Seorang perempuan dinikahi karena empat perkara, yaitu karena
hartanya, kedudukannya, kecantikannya, dan agamanya. Carilah yang mempunyai
agama niscaya kamu beruntung” (HR Muslim dll).
Kedua hadist tersebut menunjukkan bahwa memilih adalah
pekerjaan manusia. Agama memberikan petunjuk rambu-rambu untuk memilih dengan
baik.
Rasulullah SAW juga mencontohkan dalam sebuah hadist
“مَا خُيِّرَ رَسُولُ اللَّهِ صَلَّى اللَّهُ عَلَيْهِ
وَسَلَّمَ بَيْنَ أَمْرَيْنِ أَحَدُهُمَا أَيْسَرُ مِنْ الْآخَرِ إِلَّا اخْتَارَ
أَيْسَرَهُمَا مَا لَمْ يَكُنْ إِثْمًا فَإِنْ كَانَ إِثْمًا كَانَ أَبْعَدَ
النَّاسِ مِنْهُ”
Rasulullah SAW ketika dihadapkan dua pilihan, beliau
selalu memilih yang termudah selama itu tidak mengandung dosa, apabila itu
mengandung dosa maka beliau menjauhinya” (HR Muslim dll).
Beliau pun ketika
memilih sesuatu menggunakan analisa dan nalar beliau, namun selalu mengutamakan
yang mudah. Begitu juga ketika seorang hamba dihadapkan
kepada dua pilihan yang sulit dan kemudian dia melaksanakan shalat istikharah
sesuai ajaran Rasulullah, tidak berarti ia lantas menyuruh Allah memilihkan
pilihannya dan ia hanya cukup berdoa saja dan menunggu petunjuk dan berpangku
tangan. Itu adalah anggapan yang kurang tepat.
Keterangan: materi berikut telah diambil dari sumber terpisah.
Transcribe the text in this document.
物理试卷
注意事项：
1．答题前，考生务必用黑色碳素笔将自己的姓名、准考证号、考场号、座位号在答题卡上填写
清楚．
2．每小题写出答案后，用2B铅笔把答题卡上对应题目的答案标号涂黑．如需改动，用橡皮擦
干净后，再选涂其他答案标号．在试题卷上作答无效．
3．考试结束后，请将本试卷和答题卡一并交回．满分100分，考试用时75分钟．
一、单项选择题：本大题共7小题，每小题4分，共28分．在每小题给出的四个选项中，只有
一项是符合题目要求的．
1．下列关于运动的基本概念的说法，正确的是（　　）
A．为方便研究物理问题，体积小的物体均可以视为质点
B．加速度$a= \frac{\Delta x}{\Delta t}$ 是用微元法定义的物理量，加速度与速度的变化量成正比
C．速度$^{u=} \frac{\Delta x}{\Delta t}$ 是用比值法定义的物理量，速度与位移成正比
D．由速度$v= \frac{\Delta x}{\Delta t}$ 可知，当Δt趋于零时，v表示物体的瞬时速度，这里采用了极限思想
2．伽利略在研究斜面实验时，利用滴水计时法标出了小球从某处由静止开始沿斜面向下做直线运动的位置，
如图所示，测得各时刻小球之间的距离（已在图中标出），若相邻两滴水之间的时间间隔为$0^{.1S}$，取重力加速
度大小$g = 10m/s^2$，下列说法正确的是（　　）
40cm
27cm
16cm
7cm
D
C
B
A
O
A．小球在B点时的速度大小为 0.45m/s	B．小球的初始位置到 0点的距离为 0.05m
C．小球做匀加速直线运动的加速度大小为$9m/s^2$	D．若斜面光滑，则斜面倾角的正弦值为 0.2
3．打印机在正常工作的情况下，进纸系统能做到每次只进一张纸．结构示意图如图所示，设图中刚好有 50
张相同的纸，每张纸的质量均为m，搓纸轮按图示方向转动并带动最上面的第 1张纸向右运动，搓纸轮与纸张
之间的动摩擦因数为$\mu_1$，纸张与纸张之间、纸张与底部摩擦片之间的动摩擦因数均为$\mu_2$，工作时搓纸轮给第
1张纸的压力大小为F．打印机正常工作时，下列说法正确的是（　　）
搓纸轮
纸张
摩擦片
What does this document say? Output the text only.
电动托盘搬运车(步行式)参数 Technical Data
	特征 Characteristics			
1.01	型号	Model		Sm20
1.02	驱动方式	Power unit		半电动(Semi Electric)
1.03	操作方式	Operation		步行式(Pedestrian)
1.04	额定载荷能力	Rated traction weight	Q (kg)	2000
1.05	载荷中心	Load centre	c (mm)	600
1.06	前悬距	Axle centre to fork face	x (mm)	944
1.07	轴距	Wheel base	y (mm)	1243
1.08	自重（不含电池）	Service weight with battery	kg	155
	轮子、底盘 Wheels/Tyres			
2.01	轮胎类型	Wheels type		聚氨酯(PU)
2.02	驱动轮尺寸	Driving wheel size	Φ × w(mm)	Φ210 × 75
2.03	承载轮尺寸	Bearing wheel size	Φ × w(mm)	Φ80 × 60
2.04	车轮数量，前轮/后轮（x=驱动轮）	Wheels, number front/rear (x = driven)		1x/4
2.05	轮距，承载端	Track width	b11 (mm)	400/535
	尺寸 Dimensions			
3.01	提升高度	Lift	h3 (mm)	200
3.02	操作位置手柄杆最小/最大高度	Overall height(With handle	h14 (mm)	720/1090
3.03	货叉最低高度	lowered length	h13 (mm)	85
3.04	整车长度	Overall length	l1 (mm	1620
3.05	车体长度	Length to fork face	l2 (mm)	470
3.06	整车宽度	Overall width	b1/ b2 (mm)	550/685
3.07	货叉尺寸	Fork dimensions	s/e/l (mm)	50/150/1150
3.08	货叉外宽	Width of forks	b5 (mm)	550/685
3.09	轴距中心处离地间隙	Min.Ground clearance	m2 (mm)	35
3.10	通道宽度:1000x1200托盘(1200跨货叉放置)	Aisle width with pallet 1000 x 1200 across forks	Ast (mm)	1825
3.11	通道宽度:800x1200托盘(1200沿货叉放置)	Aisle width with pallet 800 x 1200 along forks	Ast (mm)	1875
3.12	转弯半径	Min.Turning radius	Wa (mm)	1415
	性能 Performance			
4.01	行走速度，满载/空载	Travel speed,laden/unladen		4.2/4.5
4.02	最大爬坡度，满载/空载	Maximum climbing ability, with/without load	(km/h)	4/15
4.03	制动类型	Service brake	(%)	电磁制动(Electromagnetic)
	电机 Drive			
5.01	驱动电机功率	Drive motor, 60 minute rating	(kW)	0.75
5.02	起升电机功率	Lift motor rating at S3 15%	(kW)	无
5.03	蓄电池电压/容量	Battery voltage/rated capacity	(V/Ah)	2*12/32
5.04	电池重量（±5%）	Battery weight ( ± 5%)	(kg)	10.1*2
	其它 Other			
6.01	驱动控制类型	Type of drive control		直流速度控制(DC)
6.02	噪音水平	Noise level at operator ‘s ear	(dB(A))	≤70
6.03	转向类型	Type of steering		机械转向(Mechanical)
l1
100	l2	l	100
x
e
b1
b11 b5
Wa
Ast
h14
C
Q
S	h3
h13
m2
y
Ilustrasinya sebagai berikut: ketika kita seorang mahasiswa
atau murid memasuki ruang ujian biasanya kita selalu berdoa agar bisa
mengerjakan dengan baik dan memilih jawaban dengan tepat. Apakah mengerjakan
ujian dan memilih jawaban tersebut cukup dengan doa tadi?
Tentu tidak. Jawaban
ujian dan memilih jawaban ujian hanya bisa dilakukan melalui belajar
sebelumnya, sedangkan fungsi dia adalah agar ketika mengerjakan ujian dan
memilih jawaban tersebut kita diberi kekuatan dan kemampuan sehingga bisa
mengerjakan dengan tepat. Begitu juga sholat istikharah adalah doa agar dalam
kita memilih, kita diberikan kekuatan oleh Allah dan tidak salah pilih, namun
pekerjaan memilih itu sendiri harus kita lakukan dengan baik melalui analisa,
kajian, penyelidikan, musyawarah dll. Setelah proses tersebut kita matangkan,
maka dengan disertai doa yaitu shalat istikharah mudah-mudahan pilihan kita
tidak salah.
Yang lebih salah lagi, manakala pilihan itu
ternyata kurang sesuai dengan yang diharapkan, ia mulai menyalahkan
istikharahnya atau naudzubillah kalau sampai menyalahkan Tuhannya.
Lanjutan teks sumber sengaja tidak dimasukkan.